As a mock-Hillary in a 2007
Saturday Night Live episode
put it, "Democrats know me…. They know my support for the Iraq War has always been insincere."
This pattern, of modern Democrats bending so far back to preserve
what they believe is their claim on the middle that they end up plainly
in the wrong, has continually repeated itself.
Take the mass incarceration phenomenon. This was
pioneered in Mario Cuomo's New York
and furthered under Bill Clinton's presidency, which authorized more
than $16 billion for new prisons and more police in a crime bill.
As
The New Jim Crow author Michelle Alexander noted, America when Bill Clinton left office had the world's highest incarceration rate, with a
prison admission rate for black drug inmates that was 23 times 1983 levels. Hillary stumped for that crime bill, adding the
Reaganesque observation that inner-city criminals were "super-predators" who needed to be "
brought to heel."
You can go on down the line of all these issues. Trade? From NAFTA to the TPP, Hillary and her party cohorts
have consistently supported these anti-union free trade agreements, until it became politically inexpedient. Debt? Hillary
infamously voted
for regressive bankruptcy reform just a few years after privately
meeting with Elizabeth Warren and agreeing that such industry-driven
efforts to choke off debt relief needed to be stopped.

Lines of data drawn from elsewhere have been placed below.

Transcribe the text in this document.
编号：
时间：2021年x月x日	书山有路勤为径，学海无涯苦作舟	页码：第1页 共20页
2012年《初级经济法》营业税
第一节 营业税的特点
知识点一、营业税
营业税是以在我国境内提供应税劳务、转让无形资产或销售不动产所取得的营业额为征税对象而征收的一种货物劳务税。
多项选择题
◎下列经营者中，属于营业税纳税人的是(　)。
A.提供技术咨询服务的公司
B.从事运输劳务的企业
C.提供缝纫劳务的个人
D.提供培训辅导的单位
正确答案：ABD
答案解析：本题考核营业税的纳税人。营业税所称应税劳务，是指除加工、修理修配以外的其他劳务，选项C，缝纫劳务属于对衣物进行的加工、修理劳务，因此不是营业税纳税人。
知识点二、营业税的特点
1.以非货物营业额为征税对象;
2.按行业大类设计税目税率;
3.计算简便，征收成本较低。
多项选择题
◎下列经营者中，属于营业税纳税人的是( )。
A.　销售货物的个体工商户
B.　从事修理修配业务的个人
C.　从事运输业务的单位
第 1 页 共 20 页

Then of course there is the matter of the great gobs of money Hillary
has taken to give speeches to Goldman Sachs and God knows whom else.
Her answer about that — "
That's what they offered" — gets right to the heart of what young people find so repugnant about this brand of politics.
One can talk about having the strength to get things done, given the
political reality of the times. But one also can become too easily
convinced of certain political realities, particularly when they're
paying you hundreds of thousands of dollars an hour.

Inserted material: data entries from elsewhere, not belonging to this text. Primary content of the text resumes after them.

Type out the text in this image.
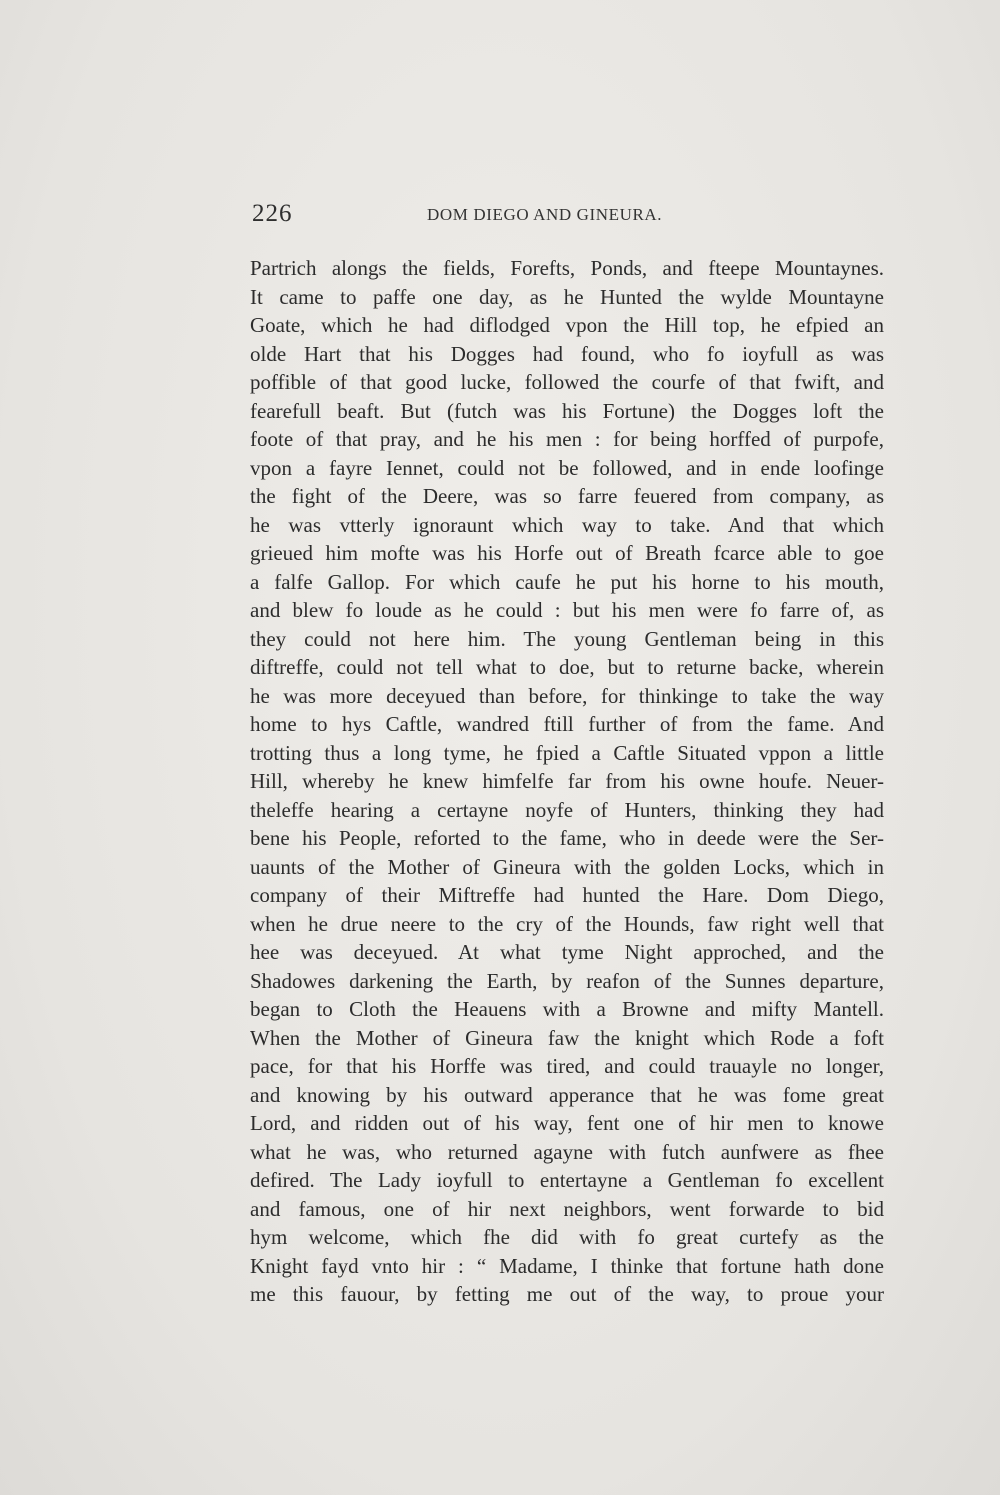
226	DOM DIEGO AND GINEURA.
Partrich alongs the fields, Forefts, Ponds, and fteepe Mountaynes.
It came to paffe one day, as he Hunted the wylde Mountayne
Goate, which he had diflodged vpon the Hill top, he efpied an
olde Hart that his Dogges had found, who fo ioyfull as was
poffible of that good lucke, followed the courfe of that fwift, and
fearefull beaft. But (futch was his Fortune) the Dogges loft the
foote of that pray, and he his men : for being horffed of purpofe,
vpon a fayre Iennet, could not be followed, and in ende loofinge
the fight of the Deere, was so farre feuered from company, as
he was vtterly ignoraunt which way to take. And that which
grieued him mofte was his Horfe out of Breath fcarce able to goe
a falfe Gallop. For which caufe he put his horne to his mouth,
and blew fo loude as he could : but his men were fo farre of, as
they could not here him. The young Gentleman being in this
diftreffe, could not tell what to doe, but to returne backe, wherein
he was more deceyued than before, for thinkinge to take the way
home to hys Caftle, wandred ftill further of from the fame. And
trotting thus a long tyme, he fpied a Caftle Situated vppon a little
Hill, whereby he knew himfelfe far from his owne houfe. Neuer-
theleffe hearing a certayne noyfe of Hunters, thinking they had
bene his People, reforted to the fame, who in deede were the Ser-
uaunts of the Mother of Gineura with the golden Locks, which in
company of their Miftreffe had hunted the Hare. Dom Diego,
when he drue neere to the cry of the Hounds, faw right well that
hee was deceyued. At what tyme Night approched, and the
Shadowes darkening the Earth, by reafon of the Sunnes departure,
began to Cloth the Heauens with a Browne and mifty Mantell.
When the Mother of Gineura faw the knight which Rode a foft
pace, for that his Horffe was tired, and could trauayle no longer,
and knowing by his outward apperance that he was fome great
Lord, and ridden out of his way, fent one of hir men to knowe
what he was, who returned agayne with futch aunfwere as fhee
defired. The Lady ioyfull to entertayne a Gentleman fo excellent
and famous, one of hir next neighbors, went forwarde to bid
hym welcome, which fhe did with fo great curtefy as the
Knight fayd vnto hir : “ Madame, I thinke that fortune hath done
me this fauour, by fetting me out of the way, to proue your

Is Hillary really doing the most good that she can do, fighting for the best deal that's there to get for ordinary people?
Or is she just doing something that satisfies her own definition of that, while taking
tens of millions of dollars from some of the world's biggest jerks?

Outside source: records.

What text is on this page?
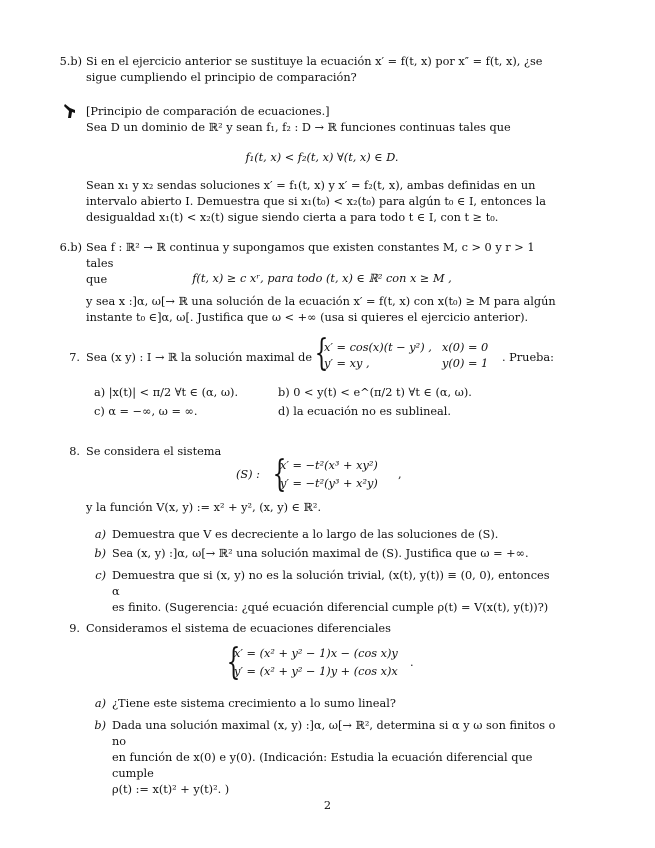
5.b) Si en el ejercicio anterior se sustituye la ecuación x′ = f(t, x) por x″ = f(t, x), ¿se

sigue cumpliendo el principio de comparación?

[Principio de comparación de ecuaciones.]

Sea D un dominio de ℝ² y sean f₁, f₂ : D → ℝ funciones continuas tales que

f₁(t, x) < f₂(t, x) ∀(t, x) ∈ D.

Sean x₁ y x₂ sendas soluciones x′ = f₁(t, x) y x′ = f₂(t, x), ambas definidas en un

intervalo abierto I. Demuestra que si x₁(t₀) < x₂(t₀) para algún t₀ ∈ I, entonces la

desigualdad x₁(t) < x₂(t) sigue siendo cierta a para todo t ∈ I, con t ≥ t₀.

6.b) Sea f : ℝ² → ℝ continua y supongamos que existen constantes M, c > 0 y r > 1 tales

que	f(t, x) ≥ c xʳ, para todo (t, x) ∈ ℝ² con x ≥ M ,

y sea x :]α, ω[→ ℝ una solución de la ecuación x′ = f(t, x) con x(t₀) ≥ M para algún

instante t₀ ∈]α, ω[. Justifica que ω < +∞ (usa si quieres el ejercicio anterior).

7. Sea (x y) : I → ℝ la solución maximal de {
x′ = cos(x)(t − y²) ,
y′ = xy ,
x(0) = 0
y(0) = 1 . Prueba:
a) |x(t)| < π/2 ∀t ∈ (α, ω).	b) 0 < y(t) < e^(π/2 t) ∀t ∈ (α, ω).
c) α = −∞, ω = ∞.	d) la ecuación no es sublineal.
8. Se considera el sistema
(S) : {
x′ = −t²(x³ + xy²)
y′ = −t²(y³ + x²y)
,
y la función V(x, y) := x² + y², (x, y) ∈ ℝ².
a) Demuestra que V es decreciente a lo largo de las soluciones de (S).
b) Sea (x, y) :]α, ω[→ ℝ² una solución maximal de (S). Justifica que ω = +∞.
c) Demuestra que si (x, y) no es la solución trivial, (x(t), y(t)) ≡ (0, 0), entonces α

es finito. (Sugerencia: ¿qué ecuación diferencial cumple ρ(t) = V(x(t), y(t))?)

9. Consideramos el sistema de ecuaciones diferenciales
{
x′ = (x² + y² − 1)x − (cos x)y
y′ = (x² + y² − 1)y + (cos x)x
.
a) ¿Tiene este sistema crecimiento a lo sumo lineal?
b) Dada una solución maximal (x, y) :]α, ω[→ ℝ², determina si α y ω son finitos o no

en función de x(0) e y(0). (Indicación: Estudia la ecuación diferencial que cumple

ρ(t) := x(t)² + y(t)². )

2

I doubt even Hillary Clinton could answer that question. She has been
playing the inside game for so long, she seems to have become lost in
it. She behaves like a person who often doesn't know what the truth is,
but instead merely reaches for what is the best answer in that moment,
not realizing the difference.
This is why her
shifting explanations and
flippant attitude
about the email scandal are almost more unnerving than the ostensible
offense. She seems confident that just because her detractors are
politically motivated, as they always have been, that they must be
wrong, as they often were.
But that's faulty thinking. My worry is that Democrats like Hillary
have been saying, "The Republicans are worse!" for so long that they've
begun to believe it excuses everything. It makes me nervous to see
Hillary supporters like law professor Stephen Vladeck
arguing in the New York Times that the real problem wasn't anything Hillary did, but that the Espionage Act isn't "practical."
If you're willing to extend the "purity" argument to the
Espionage Act, it's only a matter of time before you get in real trouble. And even if it
doesn't happen this summer,
Democrats may soon wish they'd picked the frumpy senator from Vermont
who probably checks his restaurant bills to make sure he hasn't been
undercharged.
Young people don't see the Sanders-Clinton race as a choice between
idealism and incremental progress. The choice they see is between an
honest politician, and one who is so profoundly a part of the problem
that she can't even see it anymore.
They've seen in the last decades that politicians who promise they
can deliver change while also taking the money, mostly just end up
taking the money.
And they're voting for Sanders because his idea of an entirely
voter-funded electoral "revolution" that bars corporate money is, no
matter what its objective chances of success, the only practical road
left to break what they perceive to be an inexorable pattern of
corruption.
Young people aren't dreaming. They're thinking. And we should listen to them.